There are a few origin stories of the Moscow Mule, but each story involves John and Jack, a bar and a woman…

Hollywood, California, 1941. It’s smack in the middle of the Golden Age of Hollywood, on the Sunset Strip in sunny Los Angeles. One day, in his friend Jack Morgan’s Hollywood bar, the Cock’n Bull, successful importer John G. Martin was in the mood to complain. He’d purchased a then-unknown vodka distillery (a little company called Smirnoff), and he was lamenting his inability to unload the vodka. It just wasn’t selling, he said.

Still smarting from Prohibition, Americans were dearly devoted to their beer and whiskey. Vodka? Not so much.

Morgan, it turned out, was having the same issue trying to sell his ginger beer. Over hours of drinks, the two came up with a strategy: combine their beverages and sell it as one cocktail.

But what about the distinctive Moscow Mule copper mug the cocktail would become famous for?

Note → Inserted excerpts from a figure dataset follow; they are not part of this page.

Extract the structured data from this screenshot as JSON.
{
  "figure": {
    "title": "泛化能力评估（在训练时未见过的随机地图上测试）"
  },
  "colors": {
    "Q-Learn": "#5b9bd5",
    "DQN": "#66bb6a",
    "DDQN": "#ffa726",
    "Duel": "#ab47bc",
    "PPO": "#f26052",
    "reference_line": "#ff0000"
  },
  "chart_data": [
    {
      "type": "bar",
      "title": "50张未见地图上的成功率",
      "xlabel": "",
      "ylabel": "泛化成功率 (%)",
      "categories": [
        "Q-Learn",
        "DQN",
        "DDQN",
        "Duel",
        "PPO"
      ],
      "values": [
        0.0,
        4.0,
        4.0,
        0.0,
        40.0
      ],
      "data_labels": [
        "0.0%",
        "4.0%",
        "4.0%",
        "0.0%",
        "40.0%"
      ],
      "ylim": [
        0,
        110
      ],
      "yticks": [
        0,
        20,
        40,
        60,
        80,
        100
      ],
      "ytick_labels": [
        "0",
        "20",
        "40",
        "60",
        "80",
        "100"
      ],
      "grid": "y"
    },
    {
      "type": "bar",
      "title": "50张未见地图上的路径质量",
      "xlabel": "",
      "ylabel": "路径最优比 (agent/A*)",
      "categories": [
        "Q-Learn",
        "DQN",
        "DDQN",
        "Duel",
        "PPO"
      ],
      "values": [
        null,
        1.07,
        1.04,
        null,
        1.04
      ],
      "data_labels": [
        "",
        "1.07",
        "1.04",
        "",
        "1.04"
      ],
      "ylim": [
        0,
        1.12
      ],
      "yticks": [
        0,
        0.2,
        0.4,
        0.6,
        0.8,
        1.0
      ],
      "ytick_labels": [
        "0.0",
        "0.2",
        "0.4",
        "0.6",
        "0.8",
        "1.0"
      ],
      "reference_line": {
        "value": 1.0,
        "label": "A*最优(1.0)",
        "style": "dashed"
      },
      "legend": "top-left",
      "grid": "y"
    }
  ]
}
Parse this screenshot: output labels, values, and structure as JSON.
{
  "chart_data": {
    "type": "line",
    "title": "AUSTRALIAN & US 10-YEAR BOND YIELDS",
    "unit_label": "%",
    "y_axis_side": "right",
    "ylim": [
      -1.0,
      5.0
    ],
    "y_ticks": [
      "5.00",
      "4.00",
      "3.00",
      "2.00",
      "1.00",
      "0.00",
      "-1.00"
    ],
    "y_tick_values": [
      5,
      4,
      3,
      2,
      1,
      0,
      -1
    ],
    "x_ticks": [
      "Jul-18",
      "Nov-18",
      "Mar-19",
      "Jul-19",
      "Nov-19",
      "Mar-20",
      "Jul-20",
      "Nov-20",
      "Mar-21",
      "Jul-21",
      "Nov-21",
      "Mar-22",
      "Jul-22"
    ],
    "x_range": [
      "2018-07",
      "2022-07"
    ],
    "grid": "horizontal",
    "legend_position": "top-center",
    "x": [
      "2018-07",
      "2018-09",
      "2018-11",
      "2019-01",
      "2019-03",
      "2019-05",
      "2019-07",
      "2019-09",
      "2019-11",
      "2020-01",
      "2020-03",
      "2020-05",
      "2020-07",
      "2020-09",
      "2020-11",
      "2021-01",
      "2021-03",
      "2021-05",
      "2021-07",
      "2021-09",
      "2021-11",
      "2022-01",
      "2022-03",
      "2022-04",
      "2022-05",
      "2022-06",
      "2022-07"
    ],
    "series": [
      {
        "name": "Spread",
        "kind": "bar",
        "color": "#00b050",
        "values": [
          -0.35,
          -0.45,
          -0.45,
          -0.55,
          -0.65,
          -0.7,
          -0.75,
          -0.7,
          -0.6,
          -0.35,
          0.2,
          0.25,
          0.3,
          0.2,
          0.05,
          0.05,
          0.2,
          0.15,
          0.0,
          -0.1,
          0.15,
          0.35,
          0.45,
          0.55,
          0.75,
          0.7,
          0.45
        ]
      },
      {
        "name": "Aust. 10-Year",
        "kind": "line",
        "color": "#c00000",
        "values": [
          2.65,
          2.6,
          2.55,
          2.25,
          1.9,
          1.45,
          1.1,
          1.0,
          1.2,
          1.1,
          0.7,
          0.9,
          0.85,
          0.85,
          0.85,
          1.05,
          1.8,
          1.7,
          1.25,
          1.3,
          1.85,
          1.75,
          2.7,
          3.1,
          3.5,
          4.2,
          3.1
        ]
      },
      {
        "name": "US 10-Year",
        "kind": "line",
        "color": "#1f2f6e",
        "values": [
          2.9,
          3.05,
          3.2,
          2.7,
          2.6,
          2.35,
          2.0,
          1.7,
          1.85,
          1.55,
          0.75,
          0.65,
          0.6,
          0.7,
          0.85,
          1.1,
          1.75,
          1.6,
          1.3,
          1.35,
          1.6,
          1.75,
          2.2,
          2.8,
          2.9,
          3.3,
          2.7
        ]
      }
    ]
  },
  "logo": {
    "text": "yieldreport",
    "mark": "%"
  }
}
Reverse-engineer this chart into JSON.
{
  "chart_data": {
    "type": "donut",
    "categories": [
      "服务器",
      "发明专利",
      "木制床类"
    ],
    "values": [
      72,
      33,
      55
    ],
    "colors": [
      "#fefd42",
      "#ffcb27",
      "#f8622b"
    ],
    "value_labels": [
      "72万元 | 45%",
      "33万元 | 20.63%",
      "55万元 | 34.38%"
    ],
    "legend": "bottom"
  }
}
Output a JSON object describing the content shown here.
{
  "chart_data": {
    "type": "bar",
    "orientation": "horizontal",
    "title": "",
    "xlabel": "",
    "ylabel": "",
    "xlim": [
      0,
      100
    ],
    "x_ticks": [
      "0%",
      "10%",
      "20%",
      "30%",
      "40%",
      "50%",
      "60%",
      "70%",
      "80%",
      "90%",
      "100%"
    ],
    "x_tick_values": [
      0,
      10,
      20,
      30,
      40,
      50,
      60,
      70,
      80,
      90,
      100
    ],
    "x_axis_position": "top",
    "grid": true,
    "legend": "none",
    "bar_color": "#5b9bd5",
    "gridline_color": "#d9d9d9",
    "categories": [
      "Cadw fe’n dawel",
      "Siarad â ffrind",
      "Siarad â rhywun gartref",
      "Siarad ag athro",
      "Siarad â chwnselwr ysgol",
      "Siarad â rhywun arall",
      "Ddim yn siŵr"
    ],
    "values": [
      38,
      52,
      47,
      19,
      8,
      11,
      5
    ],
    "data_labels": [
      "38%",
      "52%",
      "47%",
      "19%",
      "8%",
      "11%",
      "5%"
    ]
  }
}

That’s where the woman comes in.

Depending on which story you’re telling, it’s either Morgan’s girlfriend, Osalene Schmitt, whose family owned a copper mine, or Sophie Berenzinski, a Russian woman who had traveled to America expressly to offload the two thousand copper mugs her father’s copper factory had manufactured and couldn’t sell.

Each story ends the same, inside the smoky Cock’n Bull pub. Three people, three different problems, one solution: the dawn of a new cocktail that would incorporate all three elements: ginger beer, vodka, and the copper mug.

And the Moscow Mule was born. 

Not Just Moscow

Although the Moscow is the traditional mule, variations on the cocktail are endless. The base of the drink remains the same: lime and ginger beer. Creative bartenders substitute vodka with the spirit of their choice. From rum to tequila to gin to bourbon, a mule can be crafted to suit every taste.